Präsident Lustenberger, Bundesrichter Schön, Borella, Bundesrichterinnen Widmer und Leuzinger; 
Gerichtsschreiber Grünvogel 
 
Urteil vom 30. November 2001 
 
in Sachen 
 
M.________, 1948, Beschwerdeführer, vertreten durch Advokat Stefan Hofer, Spalenberg 20, 4051 Basel, 
 
gegen 
 
Schweizerische Unfallversicherungsanstalt (SUVA), Fluhmattstrasse 1, 6004 Luzern, Beschwerdegegnerin, 
 
und 
 
Versicherungsgericht des Kantons Solothurn, Solothurn 
 
 
 
A.- Der 1948 geborene M.________eier war seit 1977 alleiniger Verwaltungsrat, Geschäftsführer und spätestens seit 1982 Hauptaktionär der Firma X. AG, (nachfolgend Firma), und damit bei der Schweizerischen Unfallversicherungsanstalt (SUVA) obligatorisch für Berufs- und Nichtberufsunfälle versichert gewesen. Für die Firma unterzeichnete er am 20. Juni 1978 gemeinsam mit der SUVA eine als "Erklärung über die Versicherung von Gesellschaftern und ihren Angehörigen" betitelte Vereinbarung, wonach der ortsübliche Verdienst einer Person in der Funktion des M.________ in einem vergleichbaren Betrieb ab dem 1. Januar 1978 bis auf Widerruf einer Partei Fr. 36'000.- im Jahr betrage. In der Folge erreichte der in der AHV beitragsrechtlich massgebende Jahreslohn diesen Betrag nicht, weshalb die SUVA bei der jährlichen Prämienbemessung für die obligatorische Versicherung vom als berufs- und ortsüblich vereinbarten Jahresverdienst ausging. Mit Schreiben vom 7. August 1986 gelangte die Anstalt an die Firma mit dem Hinweis, der bisher versicherte Lohnansatz sei mit Vorteil der Lohnentwicklung und den heutigen Verhältnissen anzupassen; falls eine Erhöhung des versicherten Lohnes (recte: des Mindestlohnansatzes) gewünscht werde, sei das beiliegende Formular ausgefüllt zurückzusenden. Ohne Bericht gelte ab 1. Januar 1987 weiterhin die bisherige Regelung. Eine Antwort blieb aus, weshalb die SUVA die Jahresprämien unverändert auf einem versicherten Verdienst von Fr. 36'000.- erhob. 

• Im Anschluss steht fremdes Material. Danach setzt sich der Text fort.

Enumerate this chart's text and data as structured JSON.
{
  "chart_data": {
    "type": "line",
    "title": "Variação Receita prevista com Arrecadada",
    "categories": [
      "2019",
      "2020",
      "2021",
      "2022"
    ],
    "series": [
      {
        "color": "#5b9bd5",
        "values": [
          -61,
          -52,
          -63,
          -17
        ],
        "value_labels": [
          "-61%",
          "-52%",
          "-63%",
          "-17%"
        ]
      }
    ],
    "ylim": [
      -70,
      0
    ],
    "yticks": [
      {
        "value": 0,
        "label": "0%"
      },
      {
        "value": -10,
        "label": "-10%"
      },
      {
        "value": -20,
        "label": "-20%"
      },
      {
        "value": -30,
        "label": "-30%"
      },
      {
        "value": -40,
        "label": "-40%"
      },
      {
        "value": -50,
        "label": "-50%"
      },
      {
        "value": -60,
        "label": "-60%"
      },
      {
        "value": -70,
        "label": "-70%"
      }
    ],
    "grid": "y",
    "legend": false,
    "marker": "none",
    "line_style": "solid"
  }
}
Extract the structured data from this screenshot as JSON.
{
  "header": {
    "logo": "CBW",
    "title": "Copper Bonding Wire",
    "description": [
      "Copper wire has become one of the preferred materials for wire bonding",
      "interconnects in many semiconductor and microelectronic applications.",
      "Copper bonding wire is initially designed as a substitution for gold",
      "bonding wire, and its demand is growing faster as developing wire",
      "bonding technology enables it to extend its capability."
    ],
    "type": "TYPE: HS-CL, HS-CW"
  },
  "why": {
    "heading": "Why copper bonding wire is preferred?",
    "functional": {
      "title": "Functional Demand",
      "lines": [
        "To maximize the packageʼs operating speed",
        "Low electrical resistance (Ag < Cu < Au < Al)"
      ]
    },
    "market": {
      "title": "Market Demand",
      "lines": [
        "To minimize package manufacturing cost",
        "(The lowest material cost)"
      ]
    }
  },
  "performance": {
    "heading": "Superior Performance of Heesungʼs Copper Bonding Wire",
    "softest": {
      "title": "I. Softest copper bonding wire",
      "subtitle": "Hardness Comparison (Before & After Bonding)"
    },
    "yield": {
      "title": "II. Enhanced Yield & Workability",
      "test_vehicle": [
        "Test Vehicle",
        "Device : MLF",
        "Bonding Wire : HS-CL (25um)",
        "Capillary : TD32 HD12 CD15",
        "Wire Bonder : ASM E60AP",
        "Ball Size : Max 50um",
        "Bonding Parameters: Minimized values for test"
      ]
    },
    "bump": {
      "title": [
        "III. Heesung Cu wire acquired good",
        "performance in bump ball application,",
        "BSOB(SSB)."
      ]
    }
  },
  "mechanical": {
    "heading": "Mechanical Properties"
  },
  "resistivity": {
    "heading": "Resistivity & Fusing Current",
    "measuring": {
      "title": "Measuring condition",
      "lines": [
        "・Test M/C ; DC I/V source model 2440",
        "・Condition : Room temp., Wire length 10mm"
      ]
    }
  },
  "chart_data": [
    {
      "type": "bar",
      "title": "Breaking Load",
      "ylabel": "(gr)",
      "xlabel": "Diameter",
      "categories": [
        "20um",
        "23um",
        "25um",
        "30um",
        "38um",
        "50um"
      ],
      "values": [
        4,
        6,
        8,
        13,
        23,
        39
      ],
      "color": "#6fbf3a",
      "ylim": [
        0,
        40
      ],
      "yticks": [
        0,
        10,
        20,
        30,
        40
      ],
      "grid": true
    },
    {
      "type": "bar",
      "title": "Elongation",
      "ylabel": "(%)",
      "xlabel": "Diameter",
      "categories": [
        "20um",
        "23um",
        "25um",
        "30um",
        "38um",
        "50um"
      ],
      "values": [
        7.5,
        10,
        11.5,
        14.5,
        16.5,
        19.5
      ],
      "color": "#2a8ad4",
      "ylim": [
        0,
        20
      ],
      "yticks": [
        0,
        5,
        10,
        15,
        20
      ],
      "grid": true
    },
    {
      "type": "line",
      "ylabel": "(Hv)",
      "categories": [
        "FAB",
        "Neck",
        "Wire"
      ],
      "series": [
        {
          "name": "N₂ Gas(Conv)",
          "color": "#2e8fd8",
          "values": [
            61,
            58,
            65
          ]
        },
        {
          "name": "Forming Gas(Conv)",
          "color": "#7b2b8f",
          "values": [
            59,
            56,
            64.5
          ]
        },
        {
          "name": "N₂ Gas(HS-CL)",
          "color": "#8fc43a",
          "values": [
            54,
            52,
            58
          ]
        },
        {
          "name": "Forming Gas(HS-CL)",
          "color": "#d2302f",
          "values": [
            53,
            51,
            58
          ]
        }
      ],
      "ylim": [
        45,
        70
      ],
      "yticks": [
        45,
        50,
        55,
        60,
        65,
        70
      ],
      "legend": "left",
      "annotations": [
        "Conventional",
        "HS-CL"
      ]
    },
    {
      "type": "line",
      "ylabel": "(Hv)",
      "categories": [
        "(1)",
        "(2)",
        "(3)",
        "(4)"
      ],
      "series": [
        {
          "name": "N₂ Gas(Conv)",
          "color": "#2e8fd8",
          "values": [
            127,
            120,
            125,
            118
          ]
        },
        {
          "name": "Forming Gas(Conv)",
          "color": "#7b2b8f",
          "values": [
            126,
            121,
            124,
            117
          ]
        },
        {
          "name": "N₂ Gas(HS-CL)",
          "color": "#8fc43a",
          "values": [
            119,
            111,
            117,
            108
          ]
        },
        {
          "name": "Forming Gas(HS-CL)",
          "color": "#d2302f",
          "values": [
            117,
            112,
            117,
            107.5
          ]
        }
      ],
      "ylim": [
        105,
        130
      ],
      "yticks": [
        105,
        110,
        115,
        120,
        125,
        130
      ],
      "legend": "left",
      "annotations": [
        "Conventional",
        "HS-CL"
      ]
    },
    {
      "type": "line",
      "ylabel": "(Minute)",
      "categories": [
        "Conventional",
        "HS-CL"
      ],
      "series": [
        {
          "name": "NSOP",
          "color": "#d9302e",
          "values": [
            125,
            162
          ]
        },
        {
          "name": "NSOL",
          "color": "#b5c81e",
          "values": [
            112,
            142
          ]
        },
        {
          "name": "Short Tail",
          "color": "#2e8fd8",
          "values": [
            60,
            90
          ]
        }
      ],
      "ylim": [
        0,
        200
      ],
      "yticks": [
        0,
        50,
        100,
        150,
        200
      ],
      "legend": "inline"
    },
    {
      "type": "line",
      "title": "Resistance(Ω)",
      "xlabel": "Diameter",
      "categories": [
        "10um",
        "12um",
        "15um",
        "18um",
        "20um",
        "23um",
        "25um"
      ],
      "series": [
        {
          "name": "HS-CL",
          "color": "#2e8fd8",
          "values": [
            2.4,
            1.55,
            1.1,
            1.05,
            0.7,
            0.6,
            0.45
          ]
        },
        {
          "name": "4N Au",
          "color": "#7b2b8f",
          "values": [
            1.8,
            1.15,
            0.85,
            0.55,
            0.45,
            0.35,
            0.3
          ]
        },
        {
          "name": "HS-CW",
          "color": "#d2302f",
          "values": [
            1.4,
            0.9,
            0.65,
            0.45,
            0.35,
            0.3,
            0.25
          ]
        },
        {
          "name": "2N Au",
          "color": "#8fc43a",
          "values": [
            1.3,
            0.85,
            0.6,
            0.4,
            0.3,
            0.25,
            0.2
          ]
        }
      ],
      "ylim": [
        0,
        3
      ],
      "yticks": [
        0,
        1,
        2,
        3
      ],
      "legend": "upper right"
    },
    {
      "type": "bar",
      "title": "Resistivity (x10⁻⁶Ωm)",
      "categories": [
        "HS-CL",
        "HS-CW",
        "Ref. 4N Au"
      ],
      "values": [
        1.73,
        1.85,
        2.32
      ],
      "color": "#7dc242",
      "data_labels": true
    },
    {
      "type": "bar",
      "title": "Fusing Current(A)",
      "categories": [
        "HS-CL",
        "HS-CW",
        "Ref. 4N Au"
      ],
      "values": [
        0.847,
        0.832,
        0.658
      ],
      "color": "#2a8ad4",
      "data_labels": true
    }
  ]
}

Am 14. April 1989 wurde M.________ als Lenker eines Personenwagens Opfer eines schweren Verkehrsunfalls, was ihn zur Berufsaufgabe zwang. Weil er von der Invalidenversicherung bereits eine ganze Rente zuzüglich Zusatzrenten für die Kinder in der Höhe von jährlich Fr. 41'388.- (12 x 3449) bezog und die SUVA ihn mit Rücksicht auf die Unfallfolgen als vollständig erwerbsunfähig betrachtete, sprach sie ihm mit Verfügung vom 1. März 1996 eine Invalidenrente mit Wirkung ab 1. Oktober 1995 zu. Dabei setzte sie den versicherten Jahresverdienst auf Fr. 39'600.- fest, was zu einer Komplementärrente von Fr. 0.- führte. Des Weiteren wurde dem Versicherten eine auf einer Integritätseinbusse von 90 % basierende Integritätsentschädigung von Fr. 73'440.- ausgerichtet. Mit Einspracheentscheid vom 16. Dezember 1996 hielt die Anstalt an ihrer Auffassung fest. 
 
B.- In teilweiser Gutheissung der hiegegen erhobenen Beschwerde, mit welcher die Zusprechung einer Rente auf der Grundlage eines versicherten Jahresverdienstes von Fr. 78'000.- sowie eine auf einer Integritätseinbusse von 100 % basierende Entschädigung verlangt wurde, gelangte das Versicherungsgericht des Kantons Solothurn zum Schluss, dass die Anstalt den für die Bemessung der Komplementärrente massgebenden versicherten Verdienst zutreffend festgelegt habe, weshalb es die Beschwerde im Rentenpunkt abwies. Hingegen hob es den Einspracheentscheid zur Integritätsentschädigung auf und wies die Akten an die SUVA zurück, damit sie, nach erfolgter Abklärung im Sinne der Erwägungen, über diesen Anspruch neu verfüge (Entscheid vom 25. Juni 1999). 
 
C.- Mit Verwaltungsgerichtsbeschwerde lässt M.________ das vorinstanzlich gestellte Rechtsbegehren insoweit erneuern, als ihm eine Komplementärrente auf der Basis eines versicherten Verdienstes in der Höhe von Fr. 78'000.- verwehrt worden ist. 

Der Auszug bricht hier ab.